Because the Dairy Center was short a herdsperson in December and January, Kregel filled the role. She selected the cows that would go on the robots.

One robot milks 60 Registered Jerseys and the other milks 60 Registered Holsteins. The remaining 140 cows will continue to be milked in the double-eight, side-by-side, parallel and herringbone parlor. The herd will grow to 300 cows by summer.

The Dairy Center purchased 49 Jerseys from Iowa herds to fill out the Jersey pen.

“We’ve always had really calm and tame cows because they see people all the time,” Kregel said. “What we notice in the robot pens is how calming it is if you let cows be on their own and make their own schedule.”

Fitzgerald Inc., of Elkader, was awarded the bid for the Lely robots. Brickl Brothers designed the barn addition, and Heying Lumber, of Calmar, and Superior Building Center, of Monona, were general contractors. Construction started April 15. The addition consists of the robotic milking center with a viewing area and a conference room that has windows to the free-stall barn and milking center. The free-stall barn was expanded and converted to tunnel ventilation. All stalls are sand bedded with the exception of stalls that have a slatted floor. There are automatic back brushes throughout the barn, and a Lely Juno automatically pushes up feed 10 times per day.

The viewing area in the robotic center is open 24 hours per day. A grant from Silos and Smokestacks provided five barn cameras so visitors can watch the cows on a big screen in the robotic center.

Lead herdsperson Jeremy Walz started Jan. 27. Chris Mack is the evening herdsperson and will be in charge of 10 Angus-Simmental cross cows that will arrive in June for NICC’s new beef science program. Both agree that things are going well.

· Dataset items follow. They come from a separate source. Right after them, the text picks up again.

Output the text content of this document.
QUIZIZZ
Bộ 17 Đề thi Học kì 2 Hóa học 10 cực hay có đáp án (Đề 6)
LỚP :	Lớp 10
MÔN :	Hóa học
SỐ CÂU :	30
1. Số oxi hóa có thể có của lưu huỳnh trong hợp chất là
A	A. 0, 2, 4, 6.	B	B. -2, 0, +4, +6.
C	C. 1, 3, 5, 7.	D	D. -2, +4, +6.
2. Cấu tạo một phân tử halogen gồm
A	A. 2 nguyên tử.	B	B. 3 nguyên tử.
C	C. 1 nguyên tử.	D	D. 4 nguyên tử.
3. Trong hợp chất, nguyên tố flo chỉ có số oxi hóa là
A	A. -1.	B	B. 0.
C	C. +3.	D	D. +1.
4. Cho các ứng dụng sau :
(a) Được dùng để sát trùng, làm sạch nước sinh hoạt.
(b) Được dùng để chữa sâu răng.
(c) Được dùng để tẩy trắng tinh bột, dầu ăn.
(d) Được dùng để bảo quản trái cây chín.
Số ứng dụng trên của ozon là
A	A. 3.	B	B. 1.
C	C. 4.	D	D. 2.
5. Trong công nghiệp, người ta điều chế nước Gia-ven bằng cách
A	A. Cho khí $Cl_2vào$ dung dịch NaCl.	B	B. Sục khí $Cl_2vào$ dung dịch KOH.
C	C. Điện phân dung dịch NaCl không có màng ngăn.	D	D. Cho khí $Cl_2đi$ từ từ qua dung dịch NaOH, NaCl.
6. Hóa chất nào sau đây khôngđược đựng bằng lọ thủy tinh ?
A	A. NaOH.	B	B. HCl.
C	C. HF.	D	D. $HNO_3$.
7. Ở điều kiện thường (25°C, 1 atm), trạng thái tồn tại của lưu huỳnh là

“I was pleasantly surprised at how well the cows were going through the robots when I got here,” Walz said. “The sand bedding is making a big difference for all the cows.The cows are cleaner and more comfortable.”

Big improvements in services per conception have occurred with cows settling easier in the robot herd, Kregel said. Somatic cell count is down to 110,000 and one day it was 86,000 in the tank, the lowest in the farm’s history. Because cows already were being milked three times per day in the parlor, the staff didn’t expect to see a production increase, but it has been up since they started on the robots.

“Our Jerseys, which are mostly two-year-olds, are averaging 60 (pounds of milk) and our Holsteins 90 (pounds),” Kregel said.

“Robotic systems are tailor-made for the Midwest and will allow us to compete with the dairies that are able to milk around the clock,” said Dave Lawstuen, NICC dairy science instructor and chair of dairy operations. “The robots give us the ability to spend our time managing. The dairy science program’s motto is we’re training tomorrow’s dairy professionals. This new technology gives us one more tool to get these students prepared to be the future business owners or managers of dairies.”

Lawstuen is amazed at how quickly his students grasp information and technology.